🤖 AI Summary
To address the instability and frequent collapse of single-rollout reinforcement learning (RL) in multimodal large language models (MLLMs) inference optimization under the RLVR framework, this paper proposes the Multimodal Single-Sample Reinforcement (MSSR) framework. Its core innovation is the first entropy-driven adaptive advantage shaping mechanism, theoretically and empirically demonstrated—both for the first time—to be indispensable for stabilizing single-sample RL in multimodal settings. MSSR integrates entropy regularization, dynamic advantage scaling, and a single-rollout policy. Under guaranteed convergence, it substantially improves training efficiency: achieving baseline accuracy in half the training steps; and consistently outperforming population-sampling baselines (e.g., GRPO) across five inference-intensive benchmarks at equal step counts, with markedly enhanced generalization performance.
📝 Abstract
Reinforcement Learning with Verifiable Rewards (RLVR) has become a key paradigm to improve the reasoning capabilities of Multimodal Large Language Models (MLLMs). However, prevalent group-based algorithms such as GRPO require multi-rollout sampling for each prompt. While more efficient single-rollout variants have recently been explored in text-only settings, we find that they suffer from severe instability in multimodal contexts, often leading to training collapse. To address this training efficiency-stability trade-off, we introduce $ extbf{MSSR}$ (Multimodal Stabilized Single-Rollout), a group-free RLVR framework that achieves both stable optimization and effective multimodal reasoning performance.
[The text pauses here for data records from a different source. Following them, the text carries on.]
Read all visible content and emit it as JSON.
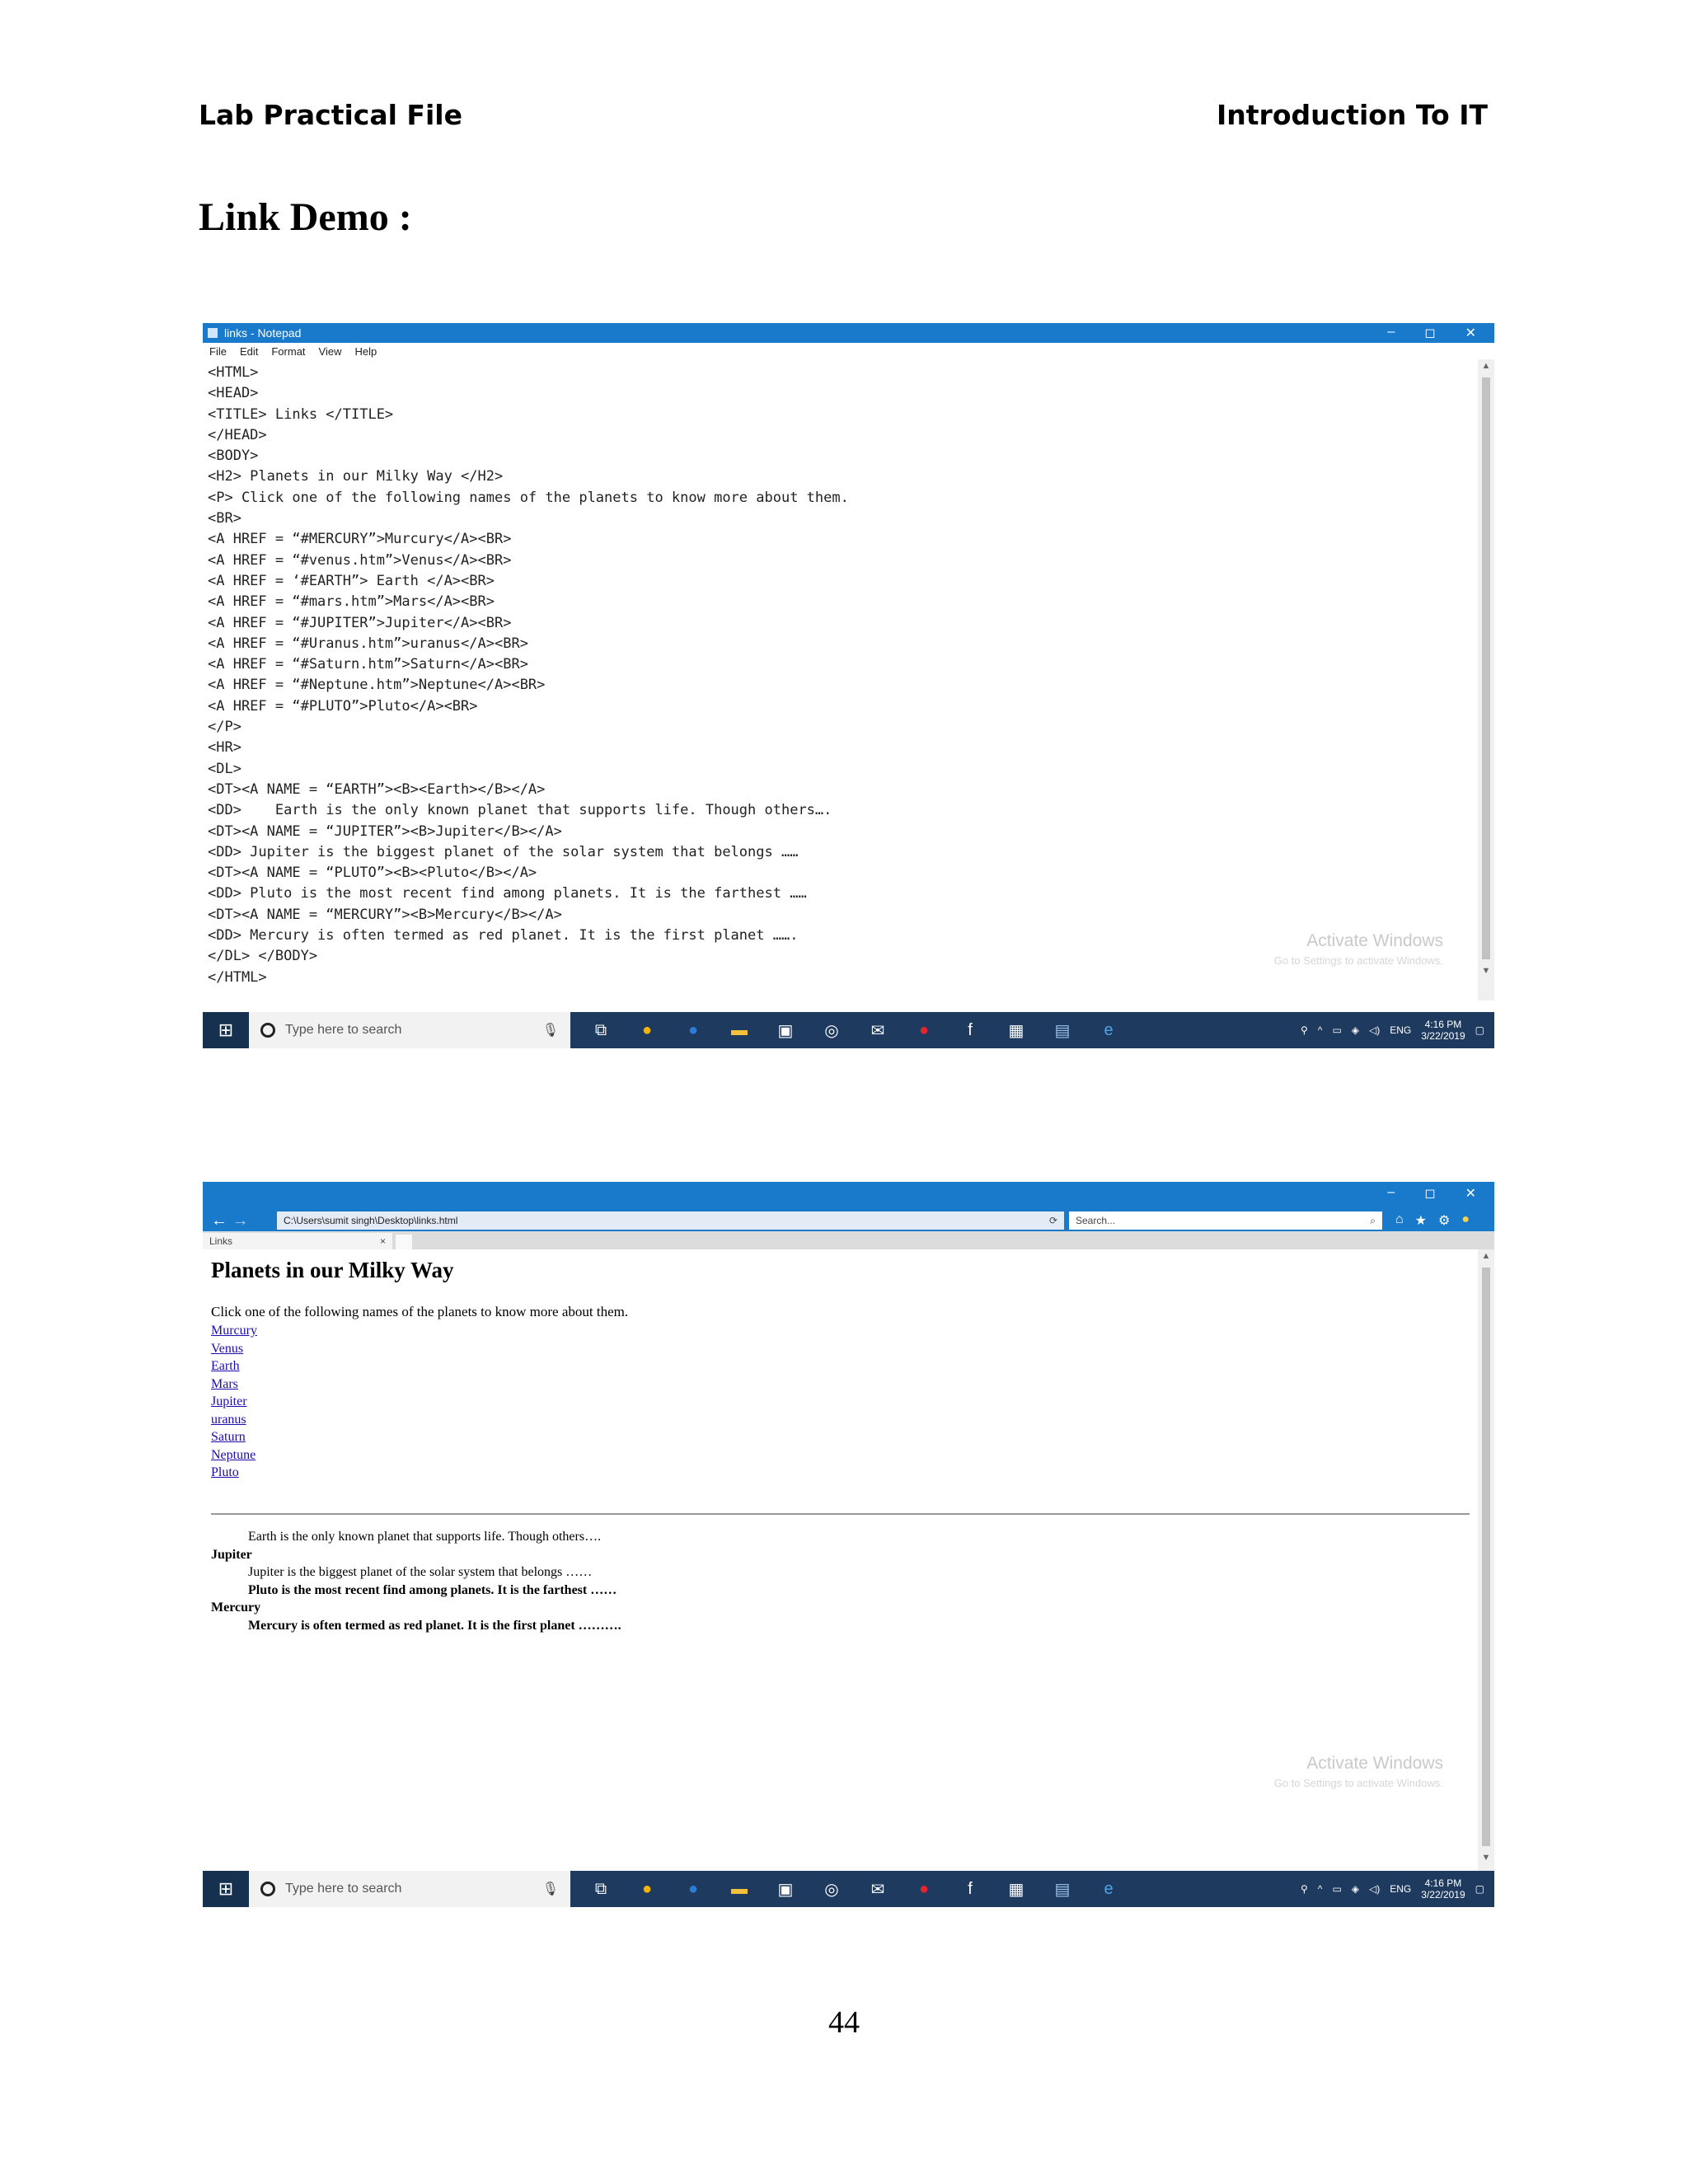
{
  "header": {
    "left": "Lab Practical File",
    "right": "Introduction To IT"
  },
  "section_title": "Link Demo :",
  "notepad": {
    "title": "links - Notepad",
    "window_controls": [
      "–",
      "◻",
      "✕"
    ],
    "menu": [
      "File",
      "Edit",
      "Format",
      "View",
      "Help"
    ],
    "code_lines": [
      "<HTML>",
      "<HEAD>",
      "<TITLE> Links </TITLE>",
      "</HEAD>",
      "<BODY>",
      "<H2> Planets in our Milky Way </H2>",
      "<P> Click one of the following names of the planets to know more about them.",
      "<BR>",
      "<A HREF = “#MERCURY”>Murcury</A><BR>",
      "<A HREF = “#venus.htm”>Venus</A><BR>",
      "<A HREF = ‘#EARTH”> Earth </A><BR>",
      "<A HREF = “#mars.htm”>Mars</A><BR>",
      "<A HREF = “#JUPITER”>Jupiter</A><BR>",
      "<A HREF = “#Uranus.htm”>uranus</A><BR>",
      "<A HREF = “#Saturn.htm”>Saturn</A><BR>",
      "<A HREF = “#Neptune.htm”>Neptune</A><BR>",
      "<A HREF = “#PLUTO”>Pluto</A><BR>",
      "</P>",
      "<HR>",
      "<DL>",
      "<DT><A NAME = “EARTH”><B><Earth></B></A>",
      "<DD>    Earth is the only known planet that supports life. Though others….",
      "<DT><A NAME = “JUPITER”><B>Jupiter</B></A>",
      "<DD> Jupiter is the biggest planet of the solar system that belongs ……",
      "<DT><A NAME = “PLUTO”><B><Pluto</B></A>",
      "<DD> Pluto is the most recent find among planets. It is the farthest ……",
      "<DT><A NAME = “MERCURY”><B>Mercury</B></A>",
      "<DD> Mercury is often termed as red planet. It is the first planet …….",
      "</DL> </BODY>",
      "</HTML>"
    ]
  },
  "activate": {
    "title": "Activate Windows",
    "sub": "Go to Settings to activate Windows."
  },
  "taskbar": {
    "search_placeholder": "Type here to search",
    "icons": [
      "task-view-icon",
      "chrome-icon",
      "edge-icon",
      "file-explorer-icon",
      "store-icon",
      "camera-icon",
      "mail-icon",
      "opera-icon",
      "facebook-icon",
      "calculator-icon",
      "notepad-icon",
      "ie-icon"
    ],
    "lang": "ENG",
    "time": "4:16 PM",
    "date": "3/22/2019"
  },
  "browser": {
    "address": "C:\\Users\\sumit singh\\Desktop\\links.html",
    "search_placeholder": "Search...",
    "tab_label": "Links",
    "window_controls": [
      "–",
      "◻",
      "✕"
    ],
    "heading": "Planets in our Milky Way",
    "intro": "Click one of the following names of the planets to know more about them.",
    "links": [
      "Murcury",
      "Venus",
      "Earth",
      "Mars",
      "Jupiter",
      "uranus",
      "Saturn",
      "Neptune",
      "Pluto"
    ],
    "dl": {
      "earth_dd": "Earth is the only known planet that supports life. Though others….",
      "jupiter_dt": "Jupiter",
      "jupiter_dd": "Jupiter is the biggest planet of the solar system that belongs ……",
      "pluto_dd": "Pluto is the most recent find among planets. It is the farthest ……",
      "mercury_dt": "Mercury",
      "mercury_dd": "Mercury is often termed as red planet. It is the first planet ………."
    }
  },
  "page_number": "44"
}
MSSR achieves this via an entropy-based advantage-shaping mechanism that adaptively regularizes advantage magnitudes, preventing collapse and maintaining training stability. While such mechanisms have been used in group-based RLVR, we show that in the multimodal single-rollout setting they are not merely beneficial but essential for stability. In in-distribution evaluations, MSSR demonstrates superior training compute efficiency, achieving similar validation accuracy to the group-based baseline with half the training steps. When trained for the same number of steps, MSSR's performance surpasses the group-based baseline and shows consistent generalization improvements across five diverse reasoning-intensive benchmarks. Together, these results demonstrate that MSSR enables stable, compute-efficient, and effective RLVR for complex multimodal reasoning tasks.